Parg. 11.        AB’nin Doğu Avrupa’ya doğru genişlemesi ve bünyesinde Güvenlik ve Savunma Politikası oluşturma süreci, Avrupa güvenliği sorununa ek olarak kabul edilebilir ve yeterli bir kurumsal karşılık verme sorununu da ortaya çıkarmıştır. Bu sorun aynı zamanda Avrupa Ordusu fikrinin tekrar ortaya çıkmasına neden olmuş ve Avrupa altyapısının hazır olmadığı bir konuda kendi içinde çıkmaza girmiştir. Çünkü Avrupa Ordusu fikri üyelere birtakım maddi yükümlülükler ve görevler yüklemektedir.

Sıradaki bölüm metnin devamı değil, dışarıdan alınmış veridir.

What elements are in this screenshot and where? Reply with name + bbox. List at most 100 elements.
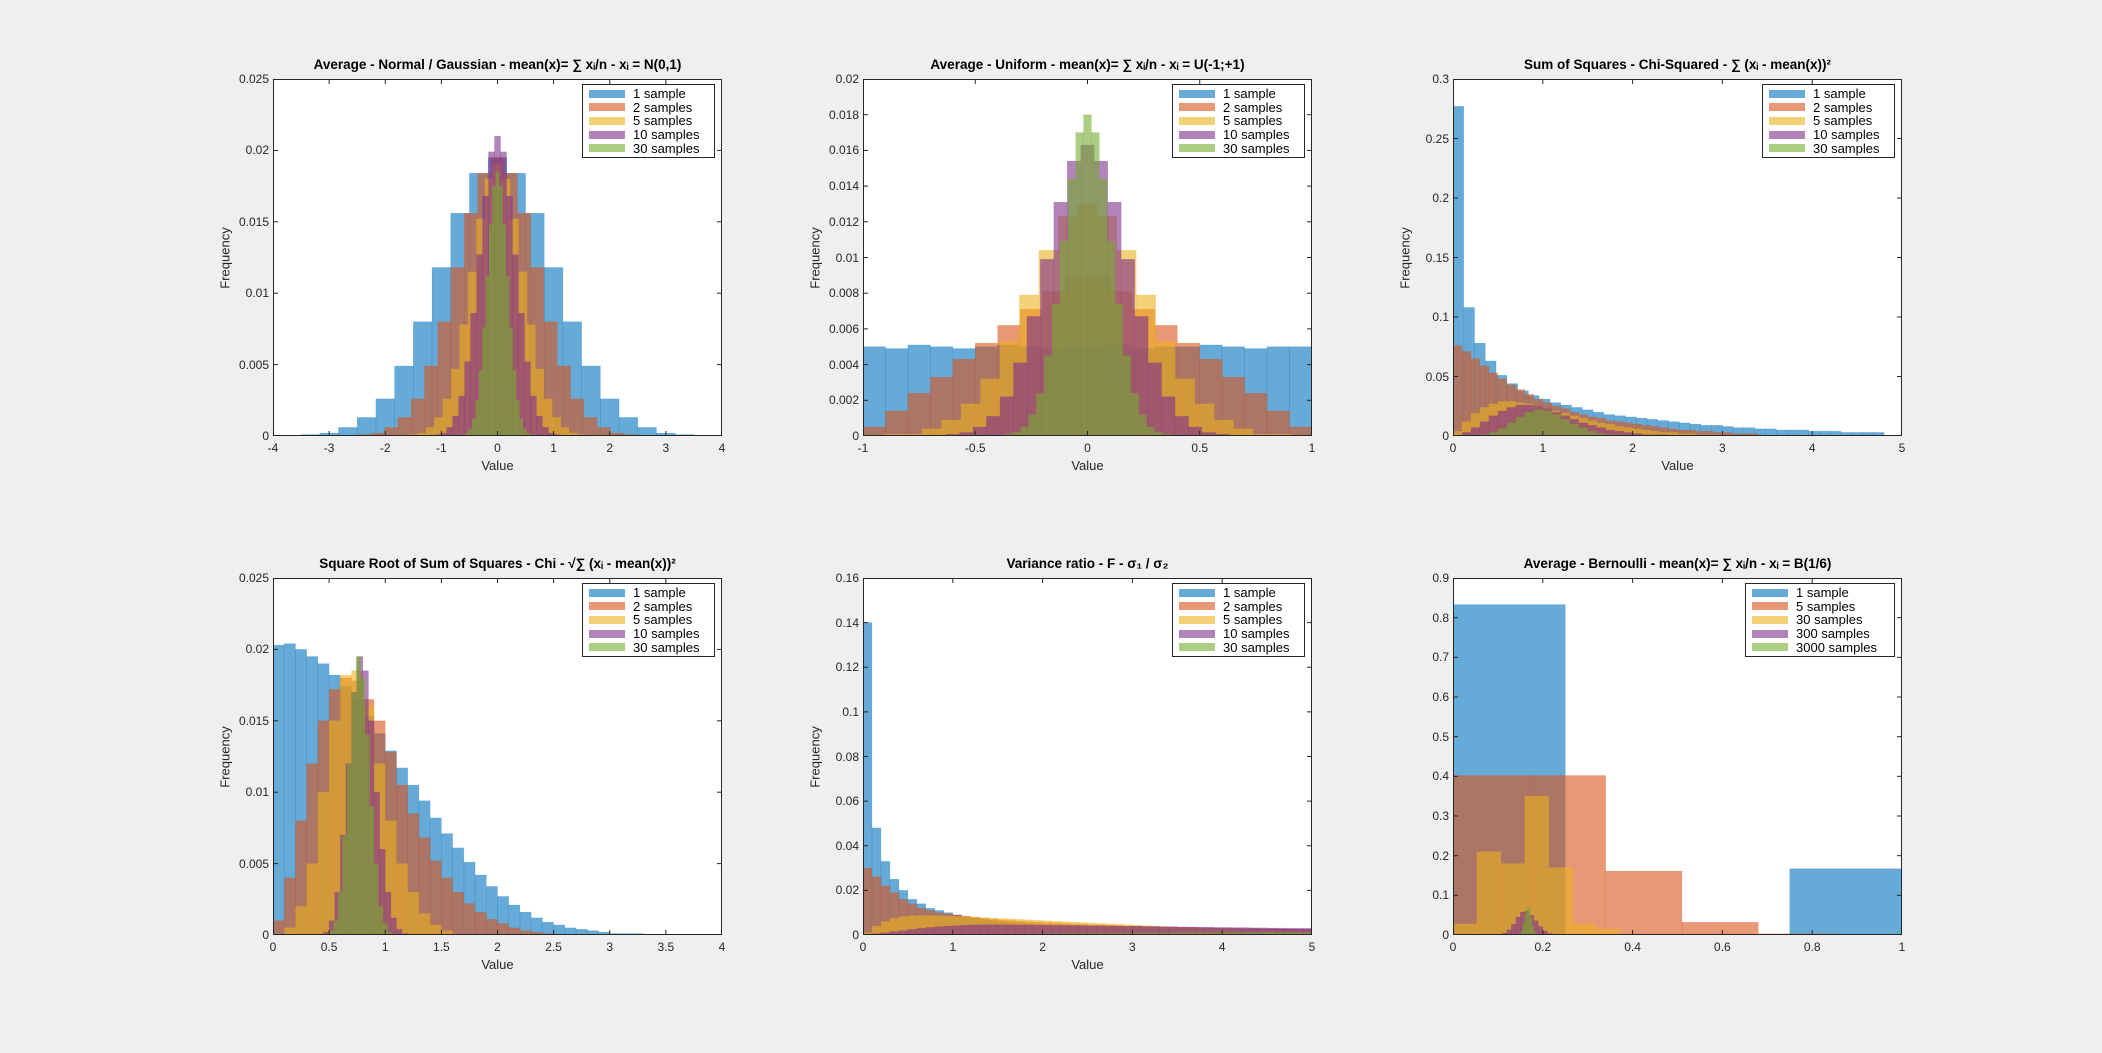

Ama birleşik bir Avrupa Ordusu için tek sorun bu da değildir.

Parg. 12.        1990’lı yıllar boyunca ortak dış politika ve güvenlik politikalarını teorik boyuttan pratiğe dökme noktasında AB karar mekanizmaları eksikliklerini hızla giderme sürecine girmiştir. Avrupa Birliği özellikle güvenlik ve savunma alanındaki bağımsızlığına yönelik adımları 1993 yılından itibaren atmaya başlamıştır. BAB bu amaçla oluşturulan/yeniden düzenlenen kurum olmuş ve Avrupa Ordusu kurulması hedeflemiştir.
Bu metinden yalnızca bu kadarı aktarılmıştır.